Bauteiltracking in der Produktion
Bei einem anderen Projekt mussten wir ein Kunststoffteil in unserer Produktionsanlage mit einer Kamera verfolgen können. Auch dafür habe ich Yolo verwendet. Da es sich bei dem Bauteil jedoch um eine Klasse handelt, die von Yolo standardmässig nicht erkannt wird, musste ich eine neue Klasse definieren und das Modell feintunen. Überraschenderweise hat dies bereits mit rund 50 beschrifteten Bildern sehr gut funktioniert, wie im folgenden Video zu sehen ist.
Code Reader
In einem weiteren Schritt musste der DataMatrix-Code auf dem OST-Gadget gelesen werden können.
Die DataMatrix wurde mit klassischer Bildverarbeitung extrahiert. Anschliessend wurde in einem ersten Versuch jedes Codestück durch Helligkeitsvergleiche als 1 oder 0 gelesen und so die DataMatrix ausgewertet. Das Problem dabei war, dass das OST-Gadget in unzähligen Farben erhältlich war und die Helligkeitseinflüsse in der Produktion zu einer unzuverlässigen Auswertung führten. Wir entschieden uns dagegen die Umgebungseinflüsse und suchten stattdessen nach einem robusteren Auswertealgorithmus. Auch hier hat wieder ein Yolo geholfen. Trainiert mit den beiden Klassen 1 und 0 hat das Modell zu einer robusten Auswertung geführt. Das Ganze wurde auf einem Raspberry Pi mit Raspberry Pi Kamera und dem Yolov5 kostengünstig umgesetzt.

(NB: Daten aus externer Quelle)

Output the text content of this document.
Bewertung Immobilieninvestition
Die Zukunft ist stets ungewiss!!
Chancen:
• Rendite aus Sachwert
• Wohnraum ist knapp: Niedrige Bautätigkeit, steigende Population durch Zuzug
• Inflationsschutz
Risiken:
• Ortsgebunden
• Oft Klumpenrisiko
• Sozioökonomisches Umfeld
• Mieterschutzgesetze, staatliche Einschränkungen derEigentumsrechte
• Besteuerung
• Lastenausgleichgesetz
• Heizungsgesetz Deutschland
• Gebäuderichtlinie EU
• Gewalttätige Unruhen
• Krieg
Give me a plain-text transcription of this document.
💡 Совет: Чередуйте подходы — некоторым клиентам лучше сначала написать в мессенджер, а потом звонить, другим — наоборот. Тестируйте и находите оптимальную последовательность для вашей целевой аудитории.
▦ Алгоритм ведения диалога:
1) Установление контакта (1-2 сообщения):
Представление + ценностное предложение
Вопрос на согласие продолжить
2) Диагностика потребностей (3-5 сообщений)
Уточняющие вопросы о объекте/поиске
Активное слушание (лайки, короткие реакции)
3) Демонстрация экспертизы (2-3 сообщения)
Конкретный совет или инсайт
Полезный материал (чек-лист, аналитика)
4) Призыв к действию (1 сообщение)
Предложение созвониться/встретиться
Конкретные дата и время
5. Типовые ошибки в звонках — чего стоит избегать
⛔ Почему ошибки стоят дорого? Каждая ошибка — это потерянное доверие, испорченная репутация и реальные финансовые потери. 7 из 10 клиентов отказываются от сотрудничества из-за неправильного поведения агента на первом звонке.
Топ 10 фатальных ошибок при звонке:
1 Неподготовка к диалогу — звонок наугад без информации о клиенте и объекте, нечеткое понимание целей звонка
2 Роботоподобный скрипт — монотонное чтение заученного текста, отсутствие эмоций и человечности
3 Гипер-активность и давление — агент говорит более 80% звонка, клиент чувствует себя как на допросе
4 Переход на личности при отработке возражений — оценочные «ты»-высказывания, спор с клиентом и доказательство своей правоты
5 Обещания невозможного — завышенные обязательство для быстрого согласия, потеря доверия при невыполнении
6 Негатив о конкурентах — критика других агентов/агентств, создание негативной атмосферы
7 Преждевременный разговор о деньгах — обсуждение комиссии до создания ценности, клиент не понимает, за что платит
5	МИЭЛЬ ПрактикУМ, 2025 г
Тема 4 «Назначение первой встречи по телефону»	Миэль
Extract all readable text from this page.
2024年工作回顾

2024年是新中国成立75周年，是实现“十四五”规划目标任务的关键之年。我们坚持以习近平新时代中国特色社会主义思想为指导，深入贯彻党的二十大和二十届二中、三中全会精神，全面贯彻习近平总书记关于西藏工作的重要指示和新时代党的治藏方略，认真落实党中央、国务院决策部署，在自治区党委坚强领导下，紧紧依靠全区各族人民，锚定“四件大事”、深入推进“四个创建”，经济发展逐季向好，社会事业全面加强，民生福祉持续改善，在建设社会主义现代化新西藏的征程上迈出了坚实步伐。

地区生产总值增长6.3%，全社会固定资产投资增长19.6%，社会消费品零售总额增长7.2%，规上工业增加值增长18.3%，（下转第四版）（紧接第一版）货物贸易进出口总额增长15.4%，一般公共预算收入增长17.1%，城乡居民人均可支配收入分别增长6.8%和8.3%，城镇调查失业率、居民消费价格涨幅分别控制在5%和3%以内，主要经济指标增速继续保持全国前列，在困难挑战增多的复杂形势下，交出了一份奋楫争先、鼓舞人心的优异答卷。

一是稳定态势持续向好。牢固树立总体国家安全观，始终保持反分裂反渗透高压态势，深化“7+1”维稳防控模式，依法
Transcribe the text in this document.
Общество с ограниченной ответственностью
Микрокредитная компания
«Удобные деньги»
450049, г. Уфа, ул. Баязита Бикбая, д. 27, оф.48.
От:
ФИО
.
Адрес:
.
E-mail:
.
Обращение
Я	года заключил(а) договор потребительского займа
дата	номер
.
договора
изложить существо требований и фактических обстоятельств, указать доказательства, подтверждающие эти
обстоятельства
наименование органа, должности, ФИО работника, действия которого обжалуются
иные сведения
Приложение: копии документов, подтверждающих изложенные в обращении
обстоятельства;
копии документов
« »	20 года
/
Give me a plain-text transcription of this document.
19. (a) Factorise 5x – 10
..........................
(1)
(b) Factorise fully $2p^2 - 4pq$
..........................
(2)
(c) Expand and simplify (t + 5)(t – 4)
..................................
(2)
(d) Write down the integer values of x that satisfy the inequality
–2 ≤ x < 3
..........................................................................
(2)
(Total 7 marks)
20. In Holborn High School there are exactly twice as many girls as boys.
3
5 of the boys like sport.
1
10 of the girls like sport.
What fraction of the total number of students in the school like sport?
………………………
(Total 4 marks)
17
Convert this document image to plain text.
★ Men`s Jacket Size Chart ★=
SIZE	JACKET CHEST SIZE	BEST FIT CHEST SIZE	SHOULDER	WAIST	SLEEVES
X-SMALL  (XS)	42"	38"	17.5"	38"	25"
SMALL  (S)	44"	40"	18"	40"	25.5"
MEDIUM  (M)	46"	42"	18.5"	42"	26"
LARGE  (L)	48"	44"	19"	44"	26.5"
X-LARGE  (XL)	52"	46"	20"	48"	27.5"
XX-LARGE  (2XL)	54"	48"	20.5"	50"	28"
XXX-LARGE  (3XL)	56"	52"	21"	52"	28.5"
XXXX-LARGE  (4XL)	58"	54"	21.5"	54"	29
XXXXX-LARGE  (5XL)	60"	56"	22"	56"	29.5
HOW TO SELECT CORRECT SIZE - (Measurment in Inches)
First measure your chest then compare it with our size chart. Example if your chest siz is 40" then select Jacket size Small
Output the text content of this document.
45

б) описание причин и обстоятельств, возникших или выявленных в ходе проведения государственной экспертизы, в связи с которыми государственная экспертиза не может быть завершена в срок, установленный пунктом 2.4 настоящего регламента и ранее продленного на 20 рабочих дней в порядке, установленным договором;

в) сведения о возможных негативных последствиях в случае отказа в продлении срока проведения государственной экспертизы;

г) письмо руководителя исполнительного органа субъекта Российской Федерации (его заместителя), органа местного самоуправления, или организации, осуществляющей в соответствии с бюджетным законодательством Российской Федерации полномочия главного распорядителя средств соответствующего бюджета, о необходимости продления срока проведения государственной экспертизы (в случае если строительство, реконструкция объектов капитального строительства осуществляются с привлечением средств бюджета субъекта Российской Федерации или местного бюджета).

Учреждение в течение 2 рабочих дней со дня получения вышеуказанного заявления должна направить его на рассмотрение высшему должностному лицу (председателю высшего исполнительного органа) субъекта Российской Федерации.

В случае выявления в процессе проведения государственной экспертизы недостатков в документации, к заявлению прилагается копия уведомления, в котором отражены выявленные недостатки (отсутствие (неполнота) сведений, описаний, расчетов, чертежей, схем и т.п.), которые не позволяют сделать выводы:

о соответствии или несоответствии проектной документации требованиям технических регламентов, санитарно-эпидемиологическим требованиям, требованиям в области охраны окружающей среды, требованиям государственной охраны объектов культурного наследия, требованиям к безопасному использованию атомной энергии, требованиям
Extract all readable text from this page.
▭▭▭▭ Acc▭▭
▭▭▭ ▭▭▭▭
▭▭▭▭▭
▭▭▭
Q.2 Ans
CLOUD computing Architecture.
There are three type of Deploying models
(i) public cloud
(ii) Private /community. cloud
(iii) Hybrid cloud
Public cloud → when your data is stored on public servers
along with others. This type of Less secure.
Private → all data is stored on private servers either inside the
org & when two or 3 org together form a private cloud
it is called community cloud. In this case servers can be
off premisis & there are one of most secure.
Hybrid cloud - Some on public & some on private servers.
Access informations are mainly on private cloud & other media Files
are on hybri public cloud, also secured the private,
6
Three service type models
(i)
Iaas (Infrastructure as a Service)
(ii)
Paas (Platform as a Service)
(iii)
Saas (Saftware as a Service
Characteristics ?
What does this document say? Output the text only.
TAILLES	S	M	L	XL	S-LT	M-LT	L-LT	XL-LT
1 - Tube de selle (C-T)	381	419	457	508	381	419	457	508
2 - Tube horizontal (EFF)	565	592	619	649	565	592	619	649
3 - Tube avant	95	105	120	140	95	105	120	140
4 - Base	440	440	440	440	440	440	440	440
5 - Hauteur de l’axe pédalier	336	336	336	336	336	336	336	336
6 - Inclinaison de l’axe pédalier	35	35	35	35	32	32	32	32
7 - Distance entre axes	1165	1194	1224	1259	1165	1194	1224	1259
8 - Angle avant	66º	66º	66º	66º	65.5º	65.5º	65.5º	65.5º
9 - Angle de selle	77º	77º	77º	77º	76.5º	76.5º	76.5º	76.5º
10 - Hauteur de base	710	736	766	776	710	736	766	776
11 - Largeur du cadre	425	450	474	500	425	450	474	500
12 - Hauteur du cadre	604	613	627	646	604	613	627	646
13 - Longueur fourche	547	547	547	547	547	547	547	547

In einem solchen Fall wäre auch die „Oriented Bounding Boxes“ vom Yolov8 interessant. Damit könnte man sich die ganze klassischen Bildverarbeitung sparen und direkt den Code direkt mit dem Yolo auswerten.
Generierte Daten
Ein grosser Nachteil KI-basierter Modelle ist oft der Trainingsaufwand. Yolo hat schon sehr viele Klassen standardmässig integriert, will man aber eine eigene Klasse definieren, so benötigt man zusätzliche Traininsdaten. Glücklicherweise muss das Netzwerk nur feingetunet werden und es reichen daher schon wenige Bilder für eine gute Performance aus. Der Labelingaufwand hält sich also in Grenzen. Dennoch gilt: Umso mehr Daten, desto besser die Performance.
Für ein Projekt am IWK mussten wir die genaue Position von Kreisen auf Mikroskopbildern evaluieren. Aufgrund von störenden Lichteinflüssen funktionierten klassische Kreiserkennungsalgorithmen leider nicht robust genug. Daher beschloss ich, schnell ein YOLO für Kreise zu trainieren. Die Labels für das Training mussten sehr genau sein, und ich hatte keine Lust, etliche Bilder pixelgenau zu labeln. Die Lösung: Kreise auf einem ähnlichen Hintergrundbild zu generieren und damit das Modell zu trainieren. So kann man einerseits so viele Bilder wie gewünscht produzieren, andererseits kennt man durch die Platzierung auch die genaue Position der Kreise und kann das Label ebenfalls generieren. Durch Hinzufügen von Rauschen und der Verwendung von verschiedenen Hintergründen funktioniert das Ganze sehr robust und hat alle Kreise auf den ca. 1000 Mikroskopbildern fehlerfrei lokalisiert.
Fazit
Wie bereits erwähnt ist Yolo ist sehr benutzerfreundlich, schnell und perfromant bietet damit eine Alternative für viele Algorithmen der klassischen Bildverarbeitung. Durch Feintuning kann das Modell noch robuster und leistungsfähiger werden.
Der rasante Fortschritt im Bereich Computer Vision bedeutet auch, dass viele Firmen noch nicht von dessen Vorteilen profitieren und ein enormes Potenzial für Automatisierungen vorhanden ist. Die Anwendungen sollten immer intensiv gestestet werden und den AI Act einhalten.